Rwandan Foreign Minister Olivier Nduhungirehe told Reuters by telephone that fighting will halt in Goma itself because it is now controlled by the rebels. People in Goma said looting and sporadic gunfire continued on Wednesday.
"But Rwanda supports that there be a ceasefire in the whole region (of eastern Congo) and that there be a dialogue, which we have been requesting for a long time between the DRC and M23," he said.
The UN, US, France, Britain and Congo say Rwanda backs M23 and Rwandan forces helped M23 fighters capture Goma, the biggest city in eastern Congo, on Monday.
Rwanda denies its forces have crossed into Congo and describes its own military's actions as solely defensive.
Nduhungirehe did not comment on any steps Rwanda could or would take to ensure a ceasefire in eastern Congo.
On Wednesday, M23 rebels were moving south from Goma, the capital of North Kivu province, towards Bukavu, the capital of South Kivu province, in what appeared to be an attempt to expand their area of control.
Nduhungirehe said the loss of Goma weakened Congo's President Felix Tshisekedi and his only option was to negotiate with the rebels.
"Now that Goma has fallen, there needs to be a way out, and this is the only remaining option," Nduhungirehe said, claiming that Rwanda has always opposed a military solution.
Congo considers M23 a "terrorist group" and refuses to negotiate directly with it.
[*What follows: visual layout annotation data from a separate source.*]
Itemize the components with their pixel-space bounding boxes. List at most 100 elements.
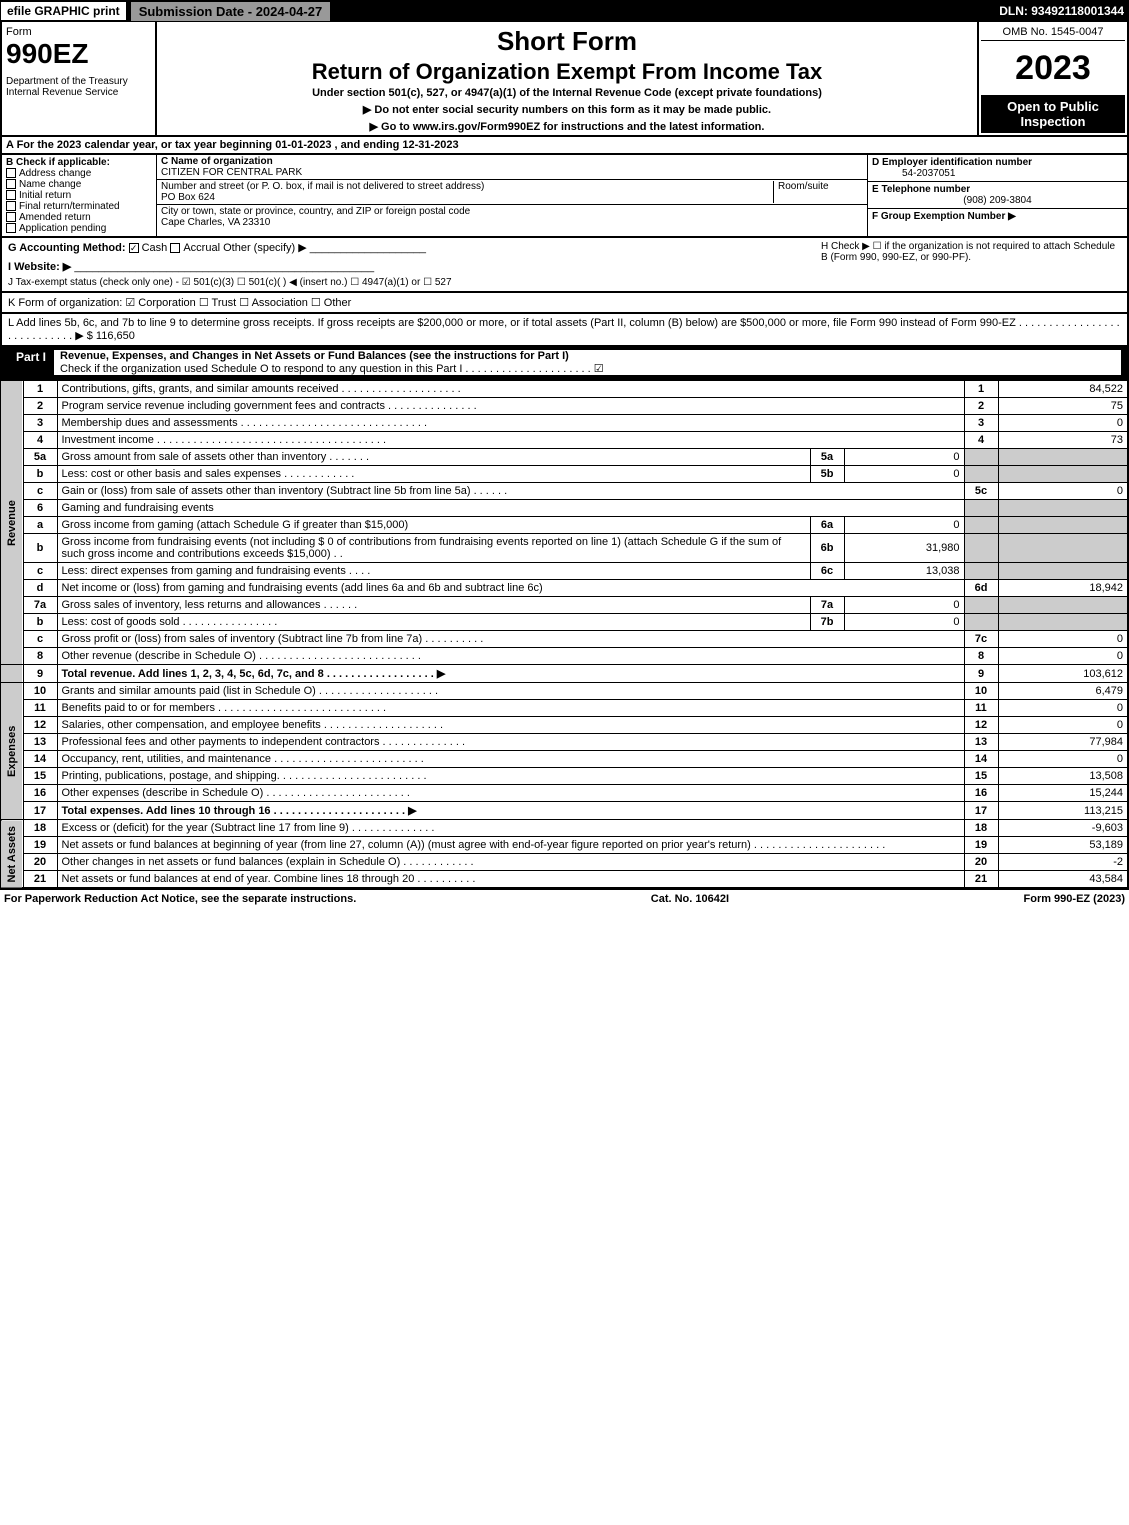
ln5b-lbl: Less: cost or other basis and sales expe… (57, 466, 810, 483)
efile-label[interactable]: efile GRAPHIC print (1, 2, 126, 20)
footer-right: Form 990-EZ (2023) (1024, 893, 1125, 905)
ln9-lbl: Total revenue. Add lines 1, 2, 3, 4, 5c,… (62, 668, 446, 680)
part1-lbl: Part I (8, 350, 54, 375)
ln6b-sh2 (998, 534, 1128, 563)
ln7a-n: 7a (23, 597, 57, 614)
ln6b-sh (964, 534, 998, 563)
open-public: Open to Public Inspection (981, 95, 1125, 133)
ln11-n: 11 (23, 700, 57, 717)
form-label: Form (6, 26, 151, 38)
ln11-lbl: Benefits paid to or for members . . . . … (57, 700, 964, 717)
ln6a-sn: 6a (810, 517, 844, 534)
ln15-n: 15 (23, 768, 57, 785)
ln11-r: 11 (964, 700, 998, 717)
chk-cash[interactable]: ✓ (129, 243, 139, 253)
footer-left: For Paperwork Reduction Act Notice, see … (4, 893, 356, 905)
ln6c-sv: 13,038 (844, 563, 964, 580)
ln9-v: 103,612 (998, 665, 1128, 683)
ln7a-sh (964, 597, 998, 614)
ln18-lbl: Excess or (deficit) for the year (Subtra… (57, 820, 964, 837)
chk-pending[interactable] (6, 223, 16, 233)
ln6c-sn: 6c (810, 563, 844, 580)
ln14-n: 14 (23, 751, 57, 768)
ln11-v: 0 (998, 700, 1128, 717)
chk-final[interactable] (6, 201, 16, 211)
ln2-r: 2 (964, 398, 998, 415)
ln6a-sh (964, 517, 998, 534)
b-address: Address change (19, 168, 91, 179)
ln7c-lbl: Gross profit or (loss) from sales of inv… (57, 631, 964, 648)
form-header: Form 990EZ Department of the Treasury In… (0, 22, 1129, 137)
part1-sub: Check if the organization used Schedule … (60, 363, 604, 375)
phone: (908) 209-3804 (872, 195, 1123, 206)
h-line: H Check ▶ ☐ if the organization is not r… (821, 241, 1121, 288)
ln7b-sv: 0 (844, 614, 964, 631)
part1-table: Revenue 1Contributions, gifts, grants, a… (0, 380, 1129, 889)
ln1-lbl: Contributions, gifts, grants, and simila… (57, 381, 964, 398)
ln4-n: 4 (23, 432, 57, 449)
chk-initial[interactable] (6, 190, 16, 200)
ln20-lbl: Other changes in net assets or fund bala… (57, 854, 964, 871)
ln8-v: 0 (998, 648, 1128, 665)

Congo's Foreign Minister Therese Kayikwamba Wagner has called on the UN Security Council to sanction Rwanda for its support of M23.
The rebels' rapid advances through Congo's mineral-rich east since the start of the year followed a breakdown in peace talks between Congo and Rwanda in mid-December.
As ethnic conflict between Hutus and Tutsis persists as one of the causes of fighting today, Rwanda claims that Rwandans who participated in the country's 1994 genocide fled to Congo and the Congolese military has integrated or supported them.